John Grass

  • Born: c. 1837
  • Birthplace: Unknown
  • Died: May 10, 1918
  • Place of death: Standing Rock Reservation, North Dakota

Category: Tribal leader, diplomat

Tribal affiliation: Teton Sioux

Significance: John Grass was a diplomat and political leader of the Sioux in their long struggle against the United States

John Grass’s English name came from the Dakota “Pezi,” meaning “field of grass”; he also was sometimes called Mato Watakpe (Charging Bear). He was a son of Grass, a Sioux leader of the early nineteenth century. He spoke a number of Dakota dialects as well as English, so he was one of few people in the Dakotas who could communicate with nearly everyone else.

99109734-94589.jpg99109734-94590.jpg

In an attempt to break Sitting Bull’s influence over the Sioux, Indian Agent Major James (“White Hair”) McLaughlin set up Grass, Gall, and other Sioux as rival chiefs to Sitting Bull after the latter had surrendered in 1881. Over the objections of Sitting Bull, Grass signed an agreement in 1889 which broke up the Great Sioux Reservation.

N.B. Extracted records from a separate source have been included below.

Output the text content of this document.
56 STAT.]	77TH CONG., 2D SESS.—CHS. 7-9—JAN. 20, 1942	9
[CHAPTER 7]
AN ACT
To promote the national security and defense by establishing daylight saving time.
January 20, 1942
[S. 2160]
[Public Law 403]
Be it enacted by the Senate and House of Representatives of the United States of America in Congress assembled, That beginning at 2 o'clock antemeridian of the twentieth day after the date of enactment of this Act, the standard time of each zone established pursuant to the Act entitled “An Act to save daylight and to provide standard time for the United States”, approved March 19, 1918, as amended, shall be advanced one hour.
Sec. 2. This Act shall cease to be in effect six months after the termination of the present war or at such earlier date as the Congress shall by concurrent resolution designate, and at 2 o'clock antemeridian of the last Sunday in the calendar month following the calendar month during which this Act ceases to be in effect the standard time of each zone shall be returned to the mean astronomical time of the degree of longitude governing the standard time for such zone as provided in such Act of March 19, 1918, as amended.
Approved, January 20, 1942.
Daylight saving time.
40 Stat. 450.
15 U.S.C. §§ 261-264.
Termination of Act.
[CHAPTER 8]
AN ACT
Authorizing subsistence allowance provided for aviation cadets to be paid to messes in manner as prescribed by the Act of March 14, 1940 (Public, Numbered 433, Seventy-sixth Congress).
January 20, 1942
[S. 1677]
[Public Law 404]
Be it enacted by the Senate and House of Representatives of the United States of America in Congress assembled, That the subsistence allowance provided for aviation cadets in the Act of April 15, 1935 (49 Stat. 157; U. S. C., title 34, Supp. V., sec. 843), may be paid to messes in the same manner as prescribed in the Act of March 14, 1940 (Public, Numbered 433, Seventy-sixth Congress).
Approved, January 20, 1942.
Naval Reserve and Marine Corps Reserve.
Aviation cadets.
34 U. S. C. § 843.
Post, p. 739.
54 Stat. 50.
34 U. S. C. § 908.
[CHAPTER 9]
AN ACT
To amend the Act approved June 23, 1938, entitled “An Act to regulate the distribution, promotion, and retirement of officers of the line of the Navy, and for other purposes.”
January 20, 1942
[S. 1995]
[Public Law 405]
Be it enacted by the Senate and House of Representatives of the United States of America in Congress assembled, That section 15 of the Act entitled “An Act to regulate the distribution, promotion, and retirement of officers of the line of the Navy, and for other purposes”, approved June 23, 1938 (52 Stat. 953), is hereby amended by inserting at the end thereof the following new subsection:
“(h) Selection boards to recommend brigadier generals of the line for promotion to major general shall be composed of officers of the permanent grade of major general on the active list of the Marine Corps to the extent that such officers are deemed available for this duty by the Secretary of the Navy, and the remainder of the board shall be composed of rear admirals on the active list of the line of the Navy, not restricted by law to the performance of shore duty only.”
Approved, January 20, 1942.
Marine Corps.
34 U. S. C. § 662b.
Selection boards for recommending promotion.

He probably was bowing to threats by McLaughlin that the U.S. government would take the land with or without Sioux consent. Even after the land was signed over, the government reduced the food allotments on northern Plains reservations, intensifying the poverty and suffering that helped increase tensions just before the massacre at Wounded Knee in 1890.

For more than three decades, Grass served as head judge in the Court of Indian Offenses of the Standing Rock Reservation. He died at Standing Rock in 1918.